The Soviet/European Vega mission demonstrated that it is possible to parachute research balloons into the atmosphere of Venus and inflate them there. NASA's HAVOC project has been looking at ways to parachute into much larger aircraft: first a robotic aircraft, and then a manned aircraft with a multi-stage rocket module to fly the crew into space again. The idea is that they would then meet an interplanetary transit vehicle in the orbit of Venus.

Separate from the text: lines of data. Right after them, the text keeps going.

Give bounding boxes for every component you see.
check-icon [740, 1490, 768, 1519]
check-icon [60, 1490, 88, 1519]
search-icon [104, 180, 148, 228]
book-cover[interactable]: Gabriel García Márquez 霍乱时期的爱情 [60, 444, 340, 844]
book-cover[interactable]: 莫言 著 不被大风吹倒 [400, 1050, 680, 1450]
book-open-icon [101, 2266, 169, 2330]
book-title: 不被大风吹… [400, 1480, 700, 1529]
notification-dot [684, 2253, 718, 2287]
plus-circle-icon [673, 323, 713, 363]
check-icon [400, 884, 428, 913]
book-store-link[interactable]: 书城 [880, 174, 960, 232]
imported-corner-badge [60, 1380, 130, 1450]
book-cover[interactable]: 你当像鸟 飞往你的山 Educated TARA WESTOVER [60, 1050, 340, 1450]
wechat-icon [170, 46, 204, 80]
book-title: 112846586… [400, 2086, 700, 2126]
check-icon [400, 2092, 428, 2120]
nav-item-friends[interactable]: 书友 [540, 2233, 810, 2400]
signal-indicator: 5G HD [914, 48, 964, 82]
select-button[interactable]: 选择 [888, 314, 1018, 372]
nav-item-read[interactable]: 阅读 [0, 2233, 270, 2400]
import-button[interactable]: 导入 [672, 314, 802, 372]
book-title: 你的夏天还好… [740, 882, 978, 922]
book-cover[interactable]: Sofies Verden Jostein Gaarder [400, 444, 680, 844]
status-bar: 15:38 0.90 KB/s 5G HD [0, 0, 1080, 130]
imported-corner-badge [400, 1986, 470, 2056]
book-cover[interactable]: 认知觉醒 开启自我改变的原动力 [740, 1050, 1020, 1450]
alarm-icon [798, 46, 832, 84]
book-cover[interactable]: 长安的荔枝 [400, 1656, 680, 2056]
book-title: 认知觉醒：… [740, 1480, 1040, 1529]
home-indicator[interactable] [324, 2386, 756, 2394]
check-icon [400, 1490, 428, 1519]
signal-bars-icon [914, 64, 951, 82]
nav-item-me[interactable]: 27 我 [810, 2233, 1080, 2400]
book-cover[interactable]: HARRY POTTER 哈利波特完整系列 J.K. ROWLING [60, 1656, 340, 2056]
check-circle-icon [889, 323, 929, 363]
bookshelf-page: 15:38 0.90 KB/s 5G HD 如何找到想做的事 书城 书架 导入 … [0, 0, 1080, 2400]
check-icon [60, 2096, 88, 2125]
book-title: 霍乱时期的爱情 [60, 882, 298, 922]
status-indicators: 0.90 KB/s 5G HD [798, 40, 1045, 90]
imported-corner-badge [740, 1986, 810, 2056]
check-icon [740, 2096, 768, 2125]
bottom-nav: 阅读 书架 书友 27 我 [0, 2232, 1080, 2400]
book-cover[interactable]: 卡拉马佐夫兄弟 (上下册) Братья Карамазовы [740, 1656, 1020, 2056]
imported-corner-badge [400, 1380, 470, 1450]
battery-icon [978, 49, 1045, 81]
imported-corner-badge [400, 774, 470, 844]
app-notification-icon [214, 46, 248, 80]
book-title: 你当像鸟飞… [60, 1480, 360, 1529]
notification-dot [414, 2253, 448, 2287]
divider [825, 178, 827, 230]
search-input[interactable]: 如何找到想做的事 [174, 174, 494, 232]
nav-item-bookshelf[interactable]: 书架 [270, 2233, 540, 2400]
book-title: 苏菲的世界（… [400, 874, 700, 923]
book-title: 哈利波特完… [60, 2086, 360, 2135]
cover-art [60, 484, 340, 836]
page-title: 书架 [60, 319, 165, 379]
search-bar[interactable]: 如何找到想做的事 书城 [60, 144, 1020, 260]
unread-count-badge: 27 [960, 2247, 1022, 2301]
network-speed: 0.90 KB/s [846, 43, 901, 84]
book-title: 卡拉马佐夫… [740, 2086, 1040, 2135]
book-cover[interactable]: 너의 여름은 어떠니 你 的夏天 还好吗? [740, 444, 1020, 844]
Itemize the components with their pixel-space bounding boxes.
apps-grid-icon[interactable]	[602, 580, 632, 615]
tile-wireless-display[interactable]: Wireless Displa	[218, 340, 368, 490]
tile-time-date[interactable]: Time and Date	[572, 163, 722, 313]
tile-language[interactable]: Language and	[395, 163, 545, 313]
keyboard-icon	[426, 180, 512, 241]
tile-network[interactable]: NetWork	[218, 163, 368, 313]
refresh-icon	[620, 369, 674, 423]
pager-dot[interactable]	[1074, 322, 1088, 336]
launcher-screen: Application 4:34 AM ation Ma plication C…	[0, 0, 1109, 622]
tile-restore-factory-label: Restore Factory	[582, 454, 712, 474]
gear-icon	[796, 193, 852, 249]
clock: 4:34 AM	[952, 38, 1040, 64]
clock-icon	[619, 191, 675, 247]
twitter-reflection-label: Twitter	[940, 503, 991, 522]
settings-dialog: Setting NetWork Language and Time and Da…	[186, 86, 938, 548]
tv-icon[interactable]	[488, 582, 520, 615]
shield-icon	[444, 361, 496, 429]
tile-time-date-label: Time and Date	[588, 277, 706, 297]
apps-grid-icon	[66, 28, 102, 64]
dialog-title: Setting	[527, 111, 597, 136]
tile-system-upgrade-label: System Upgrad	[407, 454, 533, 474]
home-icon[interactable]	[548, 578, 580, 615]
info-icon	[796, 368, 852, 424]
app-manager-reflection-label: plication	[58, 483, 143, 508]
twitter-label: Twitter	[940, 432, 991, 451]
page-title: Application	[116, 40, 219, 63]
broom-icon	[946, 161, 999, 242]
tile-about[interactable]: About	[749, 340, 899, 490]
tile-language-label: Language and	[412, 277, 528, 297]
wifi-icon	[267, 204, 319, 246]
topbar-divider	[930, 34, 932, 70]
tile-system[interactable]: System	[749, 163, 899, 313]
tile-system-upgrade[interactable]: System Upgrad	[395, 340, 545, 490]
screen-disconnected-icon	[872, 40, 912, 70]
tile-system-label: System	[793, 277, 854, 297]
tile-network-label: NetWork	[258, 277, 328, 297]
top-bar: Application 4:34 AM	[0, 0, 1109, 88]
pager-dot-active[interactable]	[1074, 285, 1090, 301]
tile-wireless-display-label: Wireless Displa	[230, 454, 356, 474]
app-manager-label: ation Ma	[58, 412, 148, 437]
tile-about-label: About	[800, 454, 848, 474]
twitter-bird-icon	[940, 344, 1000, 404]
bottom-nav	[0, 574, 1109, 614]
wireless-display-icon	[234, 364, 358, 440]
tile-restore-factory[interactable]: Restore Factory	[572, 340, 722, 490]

https://sacd.larc.nasa.gov/branches/space-mission-analysis-branch-smab/smab-projects/havoc/

https://ntrs.nasa.gov/search.jsp?R=20160006329

https://ntrs.nasa.gov/archive/nasa/casi.ntrs.nasa.gov/20160006329.pdf

The astronauts would visit using self-deploying blimps, stay (literally) for a couple of weeks, and return to orbit in their rocket-powered "gondola." From this altitude, they could monitor surface probes in real time, so they could accomplish much more in two weeks than a rover can accomplish in several years.

problem with venus;

⚫ thickening and crushing atmosphere.

⚫ extremely high temperatures.

⚫ acid rain.

advantages of venus;

⚫ minimum terrestrial pressure at cloud level.

⚫ comfortable temperatures at cloud level.

⚫ magnetosphere to block cosmic rays.

⚫ gravity similar to that of the earth.

ISSUE

Take an oven. Seal it. Fill it with gas until it is at a pressure higher than that of the ocean more than half a mile deep, enough pressure to crush a nuclear-powered attack submarine.

Understands? Good. Now fill it with superheated battery acid.

That's Venus.

We have tried to send landers to Venus. They lasted for about an hour or two before cooking, crushing, and dissolving.

Gives a whole new meaning to the phrase "men are from Mars, women are from Venus." Apparently it means that women are tougher than submarines and breathe battery acid while men are comparatively cowardly.

Because of this, landing and surviving a rover would cost much more than sending a probe to Mars. Traveling is not the biggest problem, although landing is.

Venus's own gravity is very high compared to that of Mars, making the descent through the atmosphere a thousand times more difficult. Venus's gravity is very similar to Earth's, and is about twice as high as Mars'. The planet's gravity, coupled with the already superheated atmosphere and high atmospheric pressure, requires extremely powerful heat shields; the most powerful ever built, and they have to work every time.

There are thick clouds of sulfuric acid with violent electrical storms over the entire surface clouding both images and communications. Because of the clouds, we don't know much about Venus through direct contact. We know what we know mainly through radar data.

The extreme heat and lack of visibility also make landing very difficult. Of the 18 landing missions, only 8 were successful. Okay, actually only 15 made it out of Earth orbit, and 2 more partially failed to deploy all components. The longest any lander survived was 127 minutes before losing signal or being destroyed (Venera 13). So we'll put the success rate at 10/15, with a very low lifetime. Even future missions to Venus estimate a run time of one hour (Venera D). The Russians aren't giving up on Venus;

http://en.wikipedia.org/wiki/Observations_and_explorations_of_Venus#Timeline_of_Venus_exploration

It is more practical to have heated capsules on the Martian surface than to have supercooled capsules on the Venusian surface. The main natural handicap any human/rover has in exploring Mars is dust storms, whereas on Venus there are too many to count. That is why we have lost so many probes on the surface of Venus.

Venus' composition might be similar to Earth's inside the planet, but on the surface, it's a very different story. The surface of Venus is made up of rocks that are mostly igneous in nature due to volcanic activity and are extremely alkaline and cannot support life.